Washington ile Tahran arasındaki mevcut gerginliğin sebebi kasım
başında İran'ın petrol ihracına ambargosunun başlayacak olması ve
Tahran'ın Hürmüz Boğazı'nı kapama tehdidi. Trump, İran'a karşı
sertlik ve tehdit politikasında yalnız değil.
Ulusal güvenlik danışmanı Bolton ve Dışişleri Bakanı Pompeo
şahinlerin ön saflarında yer alıyor. Pompeo da pazar günü İranlı
"liderlerin yolsuzluğundan" bahisle onları "mafyaya" benzeten bir
konuşma yapmıştı. Yine dün, İsrail Başbakanı Netanyahu, Trump ve
Pompeo'nun sert sözlerinden övgüyle bahsetti. Son dönemde
bölgemizdeki İran karşıtı havadan en çok istifade eden kuşkusuz
Netanyahu. İsrail'de "apartheid rejimini" tesis eden ırkçı bir
yasayı (Yahudi ulus-devlet yasasını) rahatlıkla geçirebildi. Hem de
Siyonizmin hedefine ulaştıklarını ilan ederek:
"Theodor Herzl'in vizyonunu açıklamasından 122 yıl sonra bu yasayla
varoluşumuzun kurucu prensibini tanımladık." Suudi Arabistan ise
İran'a ambargoyla petrol arzında bir sorun olmayacağını garanti
etmiş durumda zaten.
Trump yönetimi mayıstan itibaren İran'daki rejim karşıtı
gösterileri destekliyor.
Ve İran'dan yeni nükleer anlaşma için 12 temel şartı kabul etmesini
istiyor. Bu şartlardan dördü nükleer faaliyetlerle ilgili iken,
diğer sekizi İran'ın İsrail ve Körfez'i rahatsız eden
"yayılmacılığıyla" alakalı. Bunlar, ABD vatandaşı tutukluları
bırakmayı, Hizbullah, Hamas ve İslami Cihad gibi gruplara yardımı
kesmeyi, Suriye'den çekilmeyi, Irak'ın egemenliğine saygı
göstermeyi, Yemen'de Husi'lere desteği kesmeyi, Kudüs Gücü'nün
askeri faaliyetlerini bitirmesini, Taliban ve El-Kaide'ye desteği
kesmeyi ve komşulara yönelik saldırgan tutumdan vazgeçmeyi
içeriyordu. Bu şartların İran için kabul edilemezliği ortada. Ancak
ambargo kıskacı da daralıyor. Washington "eşi benzeri olmayan bir
mali baskı" için son hazırlıklarını yürütüyor.

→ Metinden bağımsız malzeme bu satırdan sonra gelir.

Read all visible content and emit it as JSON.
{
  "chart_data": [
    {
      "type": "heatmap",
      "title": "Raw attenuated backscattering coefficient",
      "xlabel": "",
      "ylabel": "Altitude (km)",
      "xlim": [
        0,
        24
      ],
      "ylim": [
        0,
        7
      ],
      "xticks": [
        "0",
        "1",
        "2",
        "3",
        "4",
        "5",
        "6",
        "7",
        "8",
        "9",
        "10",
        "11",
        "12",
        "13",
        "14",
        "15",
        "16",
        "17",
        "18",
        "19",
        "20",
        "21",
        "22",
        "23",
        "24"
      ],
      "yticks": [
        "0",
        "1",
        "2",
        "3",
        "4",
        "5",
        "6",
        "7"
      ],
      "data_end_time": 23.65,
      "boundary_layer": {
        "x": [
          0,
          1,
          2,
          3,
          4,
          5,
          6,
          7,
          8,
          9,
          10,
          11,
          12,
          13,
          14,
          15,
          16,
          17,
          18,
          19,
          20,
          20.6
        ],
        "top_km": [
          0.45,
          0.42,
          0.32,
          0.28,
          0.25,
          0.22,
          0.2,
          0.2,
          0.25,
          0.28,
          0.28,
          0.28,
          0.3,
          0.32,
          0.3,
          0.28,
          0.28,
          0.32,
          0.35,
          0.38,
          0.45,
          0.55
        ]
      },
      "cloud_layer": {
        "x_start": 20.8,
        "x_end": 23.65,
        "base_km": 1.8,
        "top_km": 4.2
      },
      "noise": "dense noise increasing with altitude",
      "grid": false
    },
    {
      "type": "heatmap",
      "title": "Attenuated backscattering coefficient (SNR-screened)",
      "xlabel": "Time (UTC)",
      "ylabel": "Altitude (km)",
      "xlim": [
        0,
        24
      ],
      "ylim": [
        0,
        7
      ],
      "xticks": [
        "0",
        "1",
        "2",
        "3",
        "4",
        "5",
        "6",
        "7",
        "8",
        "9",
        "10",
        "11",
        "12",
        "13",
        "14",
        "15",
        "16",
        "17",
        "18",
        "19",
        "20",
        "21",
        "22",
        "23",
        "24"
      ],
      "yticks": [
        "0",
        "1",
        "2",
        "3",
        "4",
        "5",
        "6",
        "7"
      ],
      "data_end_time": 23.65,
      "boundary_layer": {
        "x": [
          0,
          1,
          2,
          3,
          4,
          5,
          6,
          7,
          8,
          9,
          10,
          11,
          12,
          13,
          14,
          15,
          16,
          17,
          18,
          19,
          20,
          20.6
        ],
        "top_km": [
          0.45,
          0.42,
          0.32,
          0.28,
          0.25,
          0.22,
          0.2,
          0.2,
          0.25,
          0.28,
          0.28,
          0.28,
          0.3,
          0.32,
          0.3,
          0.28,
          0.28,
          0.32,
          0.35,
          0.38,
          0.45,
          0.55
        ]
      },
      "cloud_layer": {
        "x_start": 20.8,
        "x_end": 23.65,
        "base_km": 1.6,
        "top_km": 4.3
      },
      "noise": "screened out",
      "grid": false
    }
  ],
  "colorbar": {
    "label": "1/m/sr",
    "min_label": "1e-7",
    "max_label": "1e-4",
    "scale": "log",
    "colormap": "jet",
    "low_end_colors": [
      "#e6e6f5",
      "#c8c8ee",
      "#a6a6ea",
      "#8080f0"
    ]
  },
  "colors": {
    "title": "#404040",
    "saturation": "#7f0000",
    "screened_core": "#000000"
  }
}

ABD'li yetkililer uluslararası firmaları İran ile ticaret
yapmamaları, aksi takdirde yaptırımlarla karşılaşacakları yönünde
uyarmakla meşgul. Hatta ABD maliye bakanlığından bir heyet
Ankara'da TOBB üyesi işadamları ile görüşerek uyarılarını
ilettiler.
Önümüzdeki dört ay yeni gerginliklere gebe. Bakalım Tahran, Trump kıskacından çıkmak için neler yapabilecek?